2. Dampak pada kelompok di luar sasaran sering disebut eksternalitas / dampak melimpah (spillover effects)
3. Dampak sekarang dan dampak yang akan datang.
1. Dampak biaya langsung yang dikeluarkan untuk membiayai program dan dampak biaya tak langsung yang dikeluarkan publik akibat suatu kebijakan (misalnya dampak terhadap pengeluaran rumah-tangga akibat relokasi pemukiman yang menyebabkan jarak ke sekolah/tempatkerja makin jauh, dlsb).
4. APRRAISAL DIMENSI DAMPAK
Menurut Langbein (1980) memperkirakan dampak perlu memperhitungkan dimensi-dimensi sebagai berikut:
1. a. Waktu. Dimensi waktu ini penting diperhitungkan karena kebijakan dapat memberikan dampak yang panjang, baik sekarang maupun pada masa yang akan datang. Semakin lama periode evaluasi waktu semakin sulit mengukur dampak, sebab :
1) Hubungan kausalitas antara program dengan kebijakan semakin kabur,
2) Pengaruh factor-faktor lain yang harus dijelaskan juga semakin banyak,
3) jika efek terhadap individu dipelajari terlalu lama maka akan kesulitan menjaga track record individu dalam waktu yg sama.
4) Semakin terlambat sebuah evaluasi dilakukan akan semakin sulit mencari data dan menganalisis pengaruh program yang diamati.
1. b. Selisih antara dampak aktual dengan yang diharapkan.
Selain memperhatikan efektifitas pencapain tujuan, seorang evaluator harus pula memperhatikan
1) Berbagai dampak yang tak diinginkan,
2) Dampak yang hanya sebagian saja dari yang diharapkan dan
3) Dampak yang bertentangan dari yang diharapkan
1. c. Tingkat Agregasi Dampak
Dampak juga bersifat agregatif artinya bahwa dampak yang dirasakan secara individual akan dapat merembes pada perubahan di masyarakat secara keseluruhan
1. d.
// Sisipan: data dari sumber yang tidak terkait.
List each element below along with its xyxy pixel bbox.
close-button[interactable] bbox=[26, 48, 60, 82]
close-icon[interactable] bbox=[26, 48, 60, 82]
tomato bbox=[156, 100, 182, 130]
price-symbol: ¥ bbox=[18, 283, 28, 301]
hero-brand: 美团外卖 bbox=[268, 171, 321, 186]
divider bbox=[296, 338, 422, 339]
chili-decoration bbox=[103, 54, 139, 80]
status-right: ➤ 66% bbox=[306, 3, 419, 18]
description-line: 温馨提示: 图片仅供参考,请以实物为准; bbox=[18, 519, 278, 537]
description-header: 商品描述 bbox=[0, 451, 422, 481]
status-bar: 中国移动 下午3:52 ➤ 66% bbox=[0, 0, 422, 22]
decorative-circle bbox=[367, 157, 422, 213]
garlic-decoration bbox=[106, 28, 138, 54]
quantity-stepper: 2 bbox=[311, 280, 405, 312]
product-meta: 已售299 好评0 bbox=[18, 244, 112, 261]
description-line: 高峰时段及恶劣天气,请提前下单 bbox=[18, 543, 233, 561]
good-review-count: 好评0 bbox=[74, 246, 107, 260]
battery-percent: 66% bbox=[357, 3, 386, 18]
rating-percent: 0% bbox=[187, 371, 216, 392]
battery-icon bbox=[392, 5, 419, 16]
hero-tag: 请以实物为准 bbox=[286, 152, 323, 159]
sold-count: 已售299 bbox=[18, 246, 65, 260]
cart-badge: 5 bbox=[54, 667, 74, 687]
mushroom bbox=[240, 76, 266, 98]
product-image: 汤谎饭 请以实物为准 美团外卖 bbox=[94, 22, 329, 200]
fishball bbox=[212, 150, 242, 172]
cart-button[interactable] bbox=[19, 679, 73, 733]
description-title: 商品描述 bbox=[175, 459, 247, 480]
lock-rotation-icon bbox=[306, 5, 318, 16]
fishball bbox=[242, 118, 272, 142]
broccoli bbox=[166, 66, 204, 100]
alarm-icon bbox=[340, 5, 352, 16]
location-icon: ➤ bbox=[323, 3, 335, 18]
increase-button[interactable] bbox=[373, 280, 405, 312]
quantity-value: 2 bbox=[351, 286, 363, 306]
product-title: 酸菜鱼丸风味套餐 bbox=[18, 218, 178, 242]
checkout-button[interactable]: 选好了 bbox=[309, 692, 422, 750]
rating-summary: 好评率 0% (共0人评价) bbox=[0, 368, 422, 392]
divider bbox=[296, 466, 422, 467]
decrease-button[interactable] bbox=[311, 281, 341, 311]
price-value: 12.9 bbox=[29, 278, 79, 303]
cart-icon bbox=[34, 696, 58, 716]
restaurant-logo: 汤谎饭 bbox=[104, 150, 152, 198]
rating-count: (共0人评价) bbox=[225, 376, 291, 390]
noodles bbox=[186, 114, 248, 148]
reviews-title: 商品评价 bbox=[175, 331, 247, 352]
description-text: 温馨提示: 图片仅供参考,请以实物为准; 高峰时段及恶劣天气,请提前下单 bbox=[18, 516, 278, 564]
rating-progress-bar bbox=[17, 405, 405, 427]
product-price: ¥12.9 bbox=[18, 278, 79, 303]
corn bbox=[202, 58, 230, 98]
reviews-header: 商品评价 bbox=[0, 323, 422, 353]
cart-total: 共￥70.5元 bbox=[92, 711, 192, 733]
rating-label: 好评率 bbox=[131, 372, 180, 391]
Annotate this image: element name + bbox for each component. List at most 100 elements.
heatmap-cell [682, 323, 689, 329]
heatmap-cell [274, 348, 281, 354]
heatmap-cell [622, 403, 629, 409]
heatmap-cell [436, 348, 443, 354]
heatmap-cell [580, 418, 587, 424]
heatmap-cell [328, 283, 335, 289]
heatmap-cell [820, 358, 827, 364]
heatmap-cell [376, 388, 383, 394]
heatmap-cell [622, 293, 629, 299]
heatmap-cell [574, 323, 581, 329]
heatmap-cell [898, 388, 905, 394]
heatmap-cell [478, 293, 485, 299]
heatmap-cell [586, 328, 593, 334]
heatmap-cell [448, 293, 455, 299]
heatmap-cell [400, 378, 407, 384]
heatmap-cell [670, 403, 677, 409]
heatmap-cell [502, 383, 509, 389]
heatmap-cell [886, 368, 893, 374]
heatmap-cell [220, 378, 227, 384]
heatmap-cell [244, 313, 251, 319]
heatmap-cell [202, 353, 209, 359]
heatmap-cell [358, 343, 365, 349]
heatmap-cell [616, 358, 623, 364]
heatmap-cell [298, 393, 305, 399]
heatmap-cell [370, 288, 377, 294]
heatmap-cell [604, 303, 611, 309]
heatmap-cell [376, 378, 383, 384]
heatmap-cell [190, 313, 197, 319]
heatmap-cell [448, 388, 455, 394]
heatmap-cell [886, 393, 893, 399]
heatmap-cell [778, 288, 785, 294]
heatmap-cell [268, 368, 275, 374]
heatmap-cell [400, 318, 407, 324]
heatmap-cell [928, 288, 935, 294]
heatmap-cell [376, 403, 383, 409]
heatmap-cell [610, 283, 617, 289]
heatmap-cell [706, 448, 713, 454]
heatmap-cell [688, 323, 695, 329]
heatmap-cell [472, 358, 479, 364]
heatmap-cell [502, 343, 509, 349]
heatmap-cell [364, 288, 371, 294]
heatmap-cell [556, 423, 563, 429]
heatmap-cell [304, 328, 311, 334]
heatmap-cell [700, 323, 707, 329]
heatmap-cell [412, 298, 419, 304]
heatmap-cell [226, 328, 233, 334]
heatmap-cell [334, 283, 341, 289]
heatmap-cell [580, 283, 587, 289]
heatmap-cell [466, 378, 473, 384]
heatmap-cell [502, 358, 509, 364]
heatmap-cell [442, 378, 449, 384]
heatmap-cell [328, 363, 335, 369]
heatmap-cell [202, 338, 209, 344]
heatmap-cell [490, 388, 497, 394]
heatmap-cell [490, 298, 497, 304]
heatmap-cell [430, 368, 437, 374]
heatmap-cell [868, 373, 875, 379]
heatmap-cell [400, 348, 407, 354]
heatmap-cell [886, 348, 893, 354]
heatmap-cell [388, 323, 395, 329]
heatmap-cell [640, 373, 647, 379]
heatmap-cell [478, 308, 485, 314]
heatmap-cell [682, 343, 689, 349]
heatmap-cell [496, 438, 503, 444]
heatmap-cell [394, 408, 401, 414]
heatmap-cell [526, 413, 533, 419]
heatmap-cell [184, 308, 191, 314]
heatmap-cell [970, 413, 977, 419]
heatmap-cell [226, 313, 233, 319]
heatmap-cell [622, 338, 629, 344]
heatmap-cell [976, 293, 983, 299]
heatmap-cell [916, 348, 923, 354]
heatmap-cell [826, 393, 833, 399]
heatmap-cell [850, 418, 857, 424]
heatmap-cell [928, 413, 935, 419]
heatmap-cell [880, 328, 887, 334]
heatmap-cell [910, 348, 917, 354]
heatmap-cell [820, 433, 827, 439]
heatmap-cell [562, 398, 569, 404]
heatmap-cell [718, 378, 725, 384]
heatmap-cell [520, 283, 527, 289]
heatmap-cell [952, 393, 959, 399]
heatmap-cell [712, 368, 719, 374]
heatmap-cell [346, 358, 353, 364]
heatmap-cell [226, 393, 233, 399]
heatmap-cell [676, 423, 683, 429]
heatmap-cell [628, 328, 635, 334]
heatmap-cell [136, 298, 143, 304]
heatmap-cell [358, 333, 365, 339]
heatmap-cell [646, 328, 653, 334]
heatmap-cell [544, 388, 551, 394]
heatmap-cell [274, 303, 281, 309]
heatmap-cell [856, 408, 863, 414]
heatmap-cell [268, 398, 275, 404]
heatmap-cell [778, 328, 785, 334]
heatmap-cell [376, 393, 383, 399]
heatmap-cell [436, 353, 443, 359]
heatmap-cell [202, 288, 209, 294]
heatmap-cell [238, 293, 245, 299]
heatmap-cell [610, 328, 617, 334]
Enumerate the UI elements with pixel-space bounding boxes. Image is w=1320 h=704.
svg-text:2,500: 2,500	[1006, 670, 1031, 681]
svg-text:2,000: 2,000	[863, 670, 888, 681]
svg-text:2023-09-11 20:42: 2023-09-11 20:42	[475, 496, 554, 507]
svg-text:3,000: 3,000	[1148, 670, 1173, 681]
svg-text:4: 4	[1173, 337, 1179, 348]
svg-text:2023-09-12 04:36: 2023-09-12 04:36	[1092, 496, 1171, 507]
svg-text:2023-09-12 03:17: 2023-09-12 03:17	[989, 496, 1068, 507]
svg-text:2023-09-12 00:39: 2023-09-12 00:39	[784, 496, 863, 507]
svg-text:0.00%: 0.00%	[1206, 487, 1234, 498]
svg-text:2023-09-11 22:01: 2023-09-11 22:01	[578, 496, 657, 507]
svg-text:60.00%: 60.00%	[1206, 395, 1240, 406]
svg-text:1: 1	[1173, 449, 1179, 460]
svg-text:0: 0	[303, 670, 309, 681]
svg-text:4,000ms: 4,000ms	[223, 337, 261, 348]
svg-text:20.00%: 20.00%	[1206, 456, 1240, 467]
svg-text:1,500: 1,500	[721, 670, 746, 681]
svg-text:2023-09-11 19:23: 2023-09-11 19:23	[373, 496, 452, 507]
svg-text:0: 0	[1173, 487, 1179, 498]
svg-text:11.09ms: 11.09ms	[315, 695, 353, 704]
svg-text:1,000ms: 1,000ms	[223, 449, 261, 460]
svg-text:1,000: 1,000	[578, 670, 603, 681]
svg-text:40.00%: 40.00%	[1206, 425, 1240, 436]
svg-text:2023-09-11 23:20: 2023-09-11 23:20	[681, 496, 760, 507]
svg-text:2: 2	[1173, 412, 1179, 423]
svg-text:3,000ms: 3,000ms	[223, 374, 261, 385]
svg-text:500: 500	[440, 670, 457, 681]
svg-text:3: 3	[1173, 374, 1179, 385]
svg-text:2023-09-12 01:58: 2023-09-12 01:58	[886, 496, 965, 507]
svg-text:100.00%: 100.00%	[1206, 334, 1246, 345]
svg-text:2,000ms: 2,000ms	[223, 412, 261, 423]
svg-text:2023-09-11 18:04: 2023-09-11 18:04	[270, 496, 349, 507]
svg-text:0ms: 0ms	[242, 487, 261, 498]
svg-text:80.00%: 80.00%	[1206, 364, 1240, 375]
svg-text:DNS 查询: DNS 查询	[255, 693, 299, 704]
Tipe Dampak
Ada 4 tipe utama dampak program :
1) Dampak pada kehidupan ekonomi : penghasilan, nilai tambah dsb
2) Dampak pada proses pembuatan kebijakan: apa yg akan dilakukan pada kebijakan berikutnya
3) Dampak pada sikap publik : dukungan pada pemerintah, pada program dsb
4) Dampak pada kualitas kehidupan individu, kelompok dan masyarakt yg bersifat non ekonomis.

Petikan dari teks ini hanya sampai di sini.